Правая дверь открылась, мне посветили в лицо фонарем. Валийский, словно долина Рондда, голос сказал:
– Доброе утро. Вы Калверт?
– Я. Можно подняться?
– Откуда мне знать, что вы и есть Калверт?
– Ну так я тебе говорю. Не строй из себя крутого чувака, парень. Ты кто такой, чтобы устанавливать мою личность?
– У вас ничего с собой нет? Никаких документов?
– Ты в своем уме? Разве тебе не понять, что некоторые люди никогда не носят с собой никаких удостоверений личности? Как думаешь, я здесь просто так прохлаждаюсь, в этом богом забытом месте, и совершенно случайно в моем кармане оказались сигнальные ракеты? Хочешь пополнить ряды безработных до заката? Отличное начало сотрудничества.

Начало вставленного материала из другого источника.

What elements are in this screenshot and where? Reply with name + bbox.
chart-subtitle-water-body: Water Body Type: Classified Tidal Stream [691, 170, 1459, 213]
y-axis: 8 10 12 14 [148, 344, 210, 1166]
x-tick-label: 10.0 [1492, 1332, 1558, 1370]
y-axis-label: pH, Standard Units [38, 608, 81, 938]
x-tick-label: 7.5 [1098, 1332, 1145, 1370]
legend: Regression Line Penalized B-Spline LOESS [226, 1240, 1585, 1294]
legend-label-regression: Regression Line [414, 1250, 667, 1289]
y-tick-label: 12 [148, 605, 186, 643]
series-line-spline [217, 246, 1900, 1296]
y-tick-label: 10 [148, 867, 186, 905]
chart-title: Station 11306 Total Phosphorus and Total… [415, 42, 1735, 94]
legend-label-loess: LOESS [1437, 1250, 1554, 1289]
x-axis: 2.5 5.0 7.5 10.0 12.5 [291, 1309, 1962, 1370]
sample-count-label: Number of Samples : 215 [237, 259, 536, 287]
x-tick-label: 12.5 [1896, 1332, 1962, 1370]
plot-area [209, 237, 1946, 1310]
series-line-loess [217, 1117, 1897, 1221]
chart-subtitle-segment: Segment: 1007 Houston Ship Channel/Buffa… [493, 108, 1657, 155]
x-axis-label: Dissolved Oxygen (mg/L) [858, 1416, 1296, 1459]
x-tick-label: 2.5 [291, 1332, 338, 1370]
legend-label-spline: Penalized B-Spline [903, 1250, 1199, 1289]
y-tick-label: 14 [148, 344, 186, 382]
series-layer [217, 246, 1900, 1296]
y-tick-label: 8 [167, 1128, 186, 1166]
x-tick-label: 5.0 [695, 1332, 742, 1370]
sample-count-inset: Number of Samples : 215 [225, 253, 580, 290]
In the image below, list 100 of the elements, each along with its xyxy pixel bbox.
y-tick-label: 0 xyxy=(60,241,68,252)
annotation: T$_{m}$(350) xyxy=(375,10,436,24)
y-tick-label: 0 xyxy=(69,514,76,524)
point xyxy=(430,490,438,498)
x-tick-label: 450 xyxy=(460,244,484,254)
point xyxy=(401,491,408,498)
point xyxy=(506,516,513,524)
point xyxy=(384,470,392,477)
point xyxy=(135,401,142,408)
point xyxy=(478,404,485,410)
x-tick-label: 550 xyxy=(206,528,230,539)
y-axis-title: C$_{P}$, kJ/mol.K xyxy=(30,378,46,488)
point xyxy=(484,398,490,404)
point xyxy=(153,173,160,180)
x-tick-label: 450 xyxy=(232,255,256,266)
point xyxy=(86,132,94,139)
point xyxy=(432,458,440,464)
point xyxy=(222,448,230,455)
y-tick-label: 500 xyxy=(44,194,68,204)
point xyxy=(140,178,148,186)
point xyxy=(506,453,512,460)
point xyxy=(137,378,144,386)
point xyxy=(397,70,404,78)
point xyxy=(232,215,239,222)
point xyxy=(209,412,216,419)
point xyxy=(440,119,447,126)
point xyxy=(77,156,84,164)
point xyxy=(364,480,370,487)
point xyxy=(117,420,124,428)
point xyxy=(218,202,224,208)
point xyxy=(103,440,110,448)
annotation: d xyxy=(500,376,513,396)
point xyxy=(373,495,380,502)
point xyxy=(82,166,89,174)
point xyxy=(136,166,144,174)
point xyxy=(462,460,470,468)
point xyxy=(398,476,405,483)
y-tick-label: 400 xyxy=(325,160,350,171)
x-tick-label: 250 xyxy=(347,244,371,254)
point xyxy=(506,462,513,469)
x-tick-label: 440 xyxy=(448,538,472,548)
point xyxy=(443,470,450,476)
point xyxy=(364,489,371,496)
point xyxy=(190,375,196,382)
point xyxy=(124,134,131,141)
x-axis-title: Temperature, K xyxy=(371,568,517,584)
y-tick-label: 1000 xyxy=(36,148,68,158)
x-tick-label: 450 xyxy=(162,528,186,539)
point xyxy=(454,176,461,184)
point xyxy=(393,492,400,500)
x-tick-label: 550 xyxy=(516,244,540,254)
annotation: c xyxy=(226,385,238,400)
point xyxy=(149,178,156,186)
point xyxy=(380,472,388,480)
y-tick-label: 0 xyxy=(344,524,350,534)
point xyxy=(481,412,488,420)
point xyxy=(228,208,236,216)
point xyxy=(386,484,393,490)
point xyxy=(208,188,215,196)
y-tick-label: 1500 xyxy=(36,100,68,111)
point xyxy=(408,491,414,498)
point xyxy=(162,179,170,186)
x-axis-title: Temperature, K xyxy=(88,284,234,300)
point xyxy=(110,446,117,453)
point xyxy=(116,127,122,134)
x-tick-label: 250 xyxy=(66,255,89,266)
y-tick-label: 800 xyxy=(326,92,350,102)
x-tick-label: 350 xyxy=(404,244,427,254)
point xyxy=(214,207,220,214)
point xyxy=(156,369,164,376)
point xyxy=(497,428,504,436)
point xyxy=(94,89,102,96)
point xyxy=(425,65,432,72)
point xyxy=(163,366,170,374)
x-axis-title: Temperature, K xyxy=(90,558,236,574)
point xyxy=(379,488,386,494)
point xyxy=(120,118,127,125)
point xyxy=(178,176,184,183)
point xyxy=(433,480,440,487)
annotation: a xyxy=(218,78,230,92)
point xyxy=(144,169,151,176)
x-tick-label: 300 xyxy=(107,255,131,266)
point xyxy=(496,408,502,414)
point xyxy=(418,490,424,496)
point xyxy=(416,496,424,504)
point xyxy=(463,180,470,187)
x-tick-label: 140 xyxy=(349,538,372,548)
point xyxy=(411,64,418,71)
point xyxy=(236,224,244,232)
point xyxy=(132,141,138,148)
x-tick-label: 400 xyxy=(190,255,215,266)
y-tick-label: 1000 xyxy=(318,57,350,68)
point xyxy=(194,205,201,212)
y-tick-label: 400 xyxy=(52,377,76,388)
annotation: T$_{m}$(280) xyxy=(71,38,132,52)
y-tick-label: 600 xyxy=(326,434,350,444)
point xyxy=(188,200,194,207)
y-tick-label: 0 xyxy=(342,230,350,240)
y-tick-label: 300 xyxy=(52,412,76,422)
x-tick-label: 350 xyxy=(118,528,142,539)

– Мне приказано соблюдать осторожность.
Он переживал и был расстроен в той же мере, что и кот, чихающий на нагретой солнцем стене. Сердечности в вертолетчике явно не наблюдалось.
– Лейтенант Скотт Уильямс, морская авиация. Боюсь, вам потребуется сам адмирал, чтобы меня уволить. Поднимайтесь.
Я поднялся на борт вертолета, закрыл дверь и сел. Лейтенант не протянул руки для пожатия. Он включил верхний свет и сказал:
– Что, черт возьми, с вашим лицом?!
– А что с ним?
– У вас кровь. Сотни мелких царапин.
– Это сосновые иголки. – Я рассказал ему, что произошло. – Зачем они прислали такой большой вертолет? На такой махине можно разместить целый батальон.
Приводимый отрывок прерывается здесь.